Marty Walsh and John Connolly are both what I would call “bridge figures” in Boston politics—those clearly coming out of what we think of as “Old Boston” (white, male, Irish, raised in a city enclave), but whose progressive and inclusive outlook fits what we think of as “New Boston” (minorities and “blow-ins” not raised here). From Michael Flaherty to John Connolly to Marty Walsh and beyond, these pols have had a difficult time getting “New Bostonians” to see past the surface.
It is tempting to look at the preliminary results and conclude that the city wanted one of these bridge figures for this moment. And, that fits with what I posited last week about Walsh representing familiarity over dramatic change—Tom Menino, after all, is the perfect example of a (somewhat outdated by now) bridge figure in a sense.
But was that really what the city wanted, or did it just end up that way due to a series of flukey circumstances?
I would argue that it was rather flukey that the hopes for a true “New Boston” mayor were piled onto Charlotte Golar Richie—who, after too long out of the political game, turned out to be not a good enough candidate to win, but not a bad enough candidate to fade away and leave space for someone else to gain traction.
Let me give you a specific example of the type of fluke that led there: In late January, just eight weeks before Tom Menino announced that he was not running for re-election, state senator Jack Hart announced that he was retiring from the senate, to join the Nelson Mullins law firm.

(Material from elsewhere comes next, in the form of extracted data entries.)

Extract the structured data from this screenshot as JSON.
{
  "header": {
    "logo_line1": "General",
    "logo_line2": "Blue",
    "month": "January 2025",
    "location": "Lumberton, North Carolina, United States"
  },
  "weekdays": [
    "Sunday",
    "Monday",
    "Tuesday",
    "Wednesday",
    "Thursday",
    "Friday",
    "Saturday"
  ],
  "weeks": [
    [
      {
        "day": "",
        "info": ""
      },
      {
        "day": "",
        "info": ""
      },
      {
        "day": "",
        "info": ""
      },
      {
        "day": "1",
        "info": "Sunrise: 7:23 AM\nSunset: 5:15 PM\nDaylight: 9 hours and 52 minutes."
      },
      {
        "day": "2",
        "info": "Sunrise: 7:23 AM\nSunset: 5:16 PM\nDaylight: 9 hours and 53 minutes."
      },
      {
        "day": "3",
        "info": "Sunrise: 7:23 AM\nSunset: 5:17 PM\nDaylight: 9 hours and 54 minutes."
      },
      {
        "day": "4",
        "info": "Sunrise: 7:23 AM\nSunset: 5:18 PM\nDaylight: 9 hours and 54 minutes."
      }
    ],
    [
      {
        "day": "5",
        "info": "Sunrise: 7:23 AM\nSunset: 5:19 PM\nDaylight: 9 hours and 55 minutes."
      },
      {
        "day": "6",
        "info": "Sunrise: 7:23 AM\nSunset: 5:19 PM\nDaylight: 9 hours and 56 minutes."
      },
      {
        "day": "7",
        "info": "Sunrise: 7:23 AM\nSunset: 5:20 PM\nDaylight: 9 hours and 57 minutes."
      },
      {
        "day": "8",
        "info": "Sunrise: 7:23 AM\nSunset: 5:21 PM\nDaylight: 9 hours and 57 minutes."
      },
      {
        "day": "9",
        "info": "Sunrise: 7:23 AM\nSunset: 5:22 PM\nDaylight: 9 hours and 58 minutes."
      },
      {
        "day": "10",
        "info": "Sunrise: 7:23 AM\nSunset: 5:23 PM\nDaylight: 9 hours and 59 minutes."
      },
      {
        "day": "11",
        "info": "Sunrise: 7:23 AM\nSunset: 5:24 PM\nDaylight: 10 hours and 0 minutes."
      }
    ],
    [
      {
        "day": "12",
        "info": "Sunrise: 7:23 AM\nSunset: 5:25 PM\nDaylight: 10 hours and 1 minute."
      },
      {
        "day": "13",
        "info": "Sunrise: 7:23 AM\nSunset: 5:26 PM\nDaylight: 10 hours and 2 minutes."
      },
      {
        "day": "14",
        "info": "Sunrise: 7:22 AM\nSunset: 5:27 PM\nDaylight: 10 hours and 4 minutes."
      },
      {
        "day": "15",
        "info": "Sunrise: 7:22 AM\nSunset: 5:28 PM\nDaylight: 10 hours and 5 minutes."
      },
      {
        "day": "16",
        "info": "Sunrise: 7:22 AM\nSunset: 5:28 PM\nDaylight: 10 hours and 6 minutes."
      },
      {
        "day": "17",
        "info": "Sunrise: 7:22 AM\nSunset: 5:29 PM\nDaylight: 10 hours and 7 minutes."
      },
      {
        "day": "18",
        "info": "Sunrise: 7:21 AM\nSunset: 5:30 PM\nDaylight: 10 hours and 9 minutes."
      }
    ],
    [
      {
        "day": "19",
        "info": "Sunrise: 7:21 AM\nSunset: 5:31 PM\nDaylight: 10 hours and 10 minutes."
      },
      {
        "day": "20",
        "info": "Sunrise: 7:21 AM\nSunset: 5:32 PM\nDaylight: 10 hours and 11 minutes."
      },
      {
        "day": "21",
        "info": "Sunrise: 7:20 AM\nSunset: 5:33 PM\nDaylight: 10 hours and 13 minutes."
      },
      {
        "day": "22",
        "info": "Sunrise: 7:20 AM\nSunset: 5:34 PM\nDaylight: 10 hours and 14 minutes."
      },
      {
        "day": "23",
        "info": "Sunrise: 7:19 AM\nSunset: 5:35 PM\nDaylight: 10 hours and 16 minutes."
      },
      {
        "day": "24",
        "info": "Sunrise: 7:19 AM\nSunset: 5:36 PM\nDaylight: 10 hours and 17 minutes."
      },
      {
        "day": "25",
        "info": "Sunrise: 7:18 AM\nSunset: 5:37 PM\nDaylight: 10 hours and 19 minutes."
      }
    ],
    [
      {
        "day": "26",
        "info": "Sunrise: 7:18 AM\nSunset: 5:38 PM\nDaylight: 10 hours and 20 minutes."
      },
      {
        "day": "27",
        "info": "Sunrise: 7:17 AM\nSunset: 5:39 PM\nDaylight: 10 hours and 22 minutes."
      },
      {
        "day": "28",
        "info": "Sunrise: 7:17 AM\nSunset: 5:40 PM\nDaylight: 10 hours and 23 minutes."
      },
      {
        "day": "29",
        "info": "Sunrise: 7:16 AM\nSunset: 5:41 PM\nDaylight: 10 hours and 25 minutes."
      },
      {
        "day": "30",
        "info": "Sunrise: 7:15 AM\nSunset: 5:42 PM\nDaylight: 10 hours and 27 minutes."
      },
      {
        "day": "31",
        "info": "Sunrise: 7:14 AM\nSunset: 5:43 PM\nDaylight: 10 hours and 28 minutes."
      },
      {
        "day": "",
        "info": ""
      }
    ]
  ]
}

Had the timing been a little different, and Hart had not just signed a commitment with Nelson Mullins, he almost certainly would have run for mayor. That would have taken South Boston off the table for candidates like Walsh and Connolly; Hart would also have had support throughout his district that runs through Dorchester and Mattapan (including Walsh’s base).
Not only that, but Linda Dorcena Forry would not then have been mid-way through a special election campaign for Hart’s seat—and so she most likely would have run for mayor; Richie (and Barros) would almost certainly have stayed out for her. She would probably have run very strong in Dorchester and with black voters, and made strong headway with downtown progressives and Jamaica Plain/West Roxbury women.
It’s only a guess, but I’d wager that race would have produced a Forry vs. Dan Conley final—very different from the Connolly-Walsh result. Which represents the real choice of the city?
Hart’s unfortunate timing is just one example. What if Andrea Cabral had not just taken a job in Deval Patrick’s cabinet? What if Sonia Chang-Diaz wasn’t pregnant? What if Steve Lynch hadn’t just dived into the US Senate special election?
But on the other hand, maybe all those roads really would have ultimately led to the selection of Walsh, or another bridge mayor. What do you think?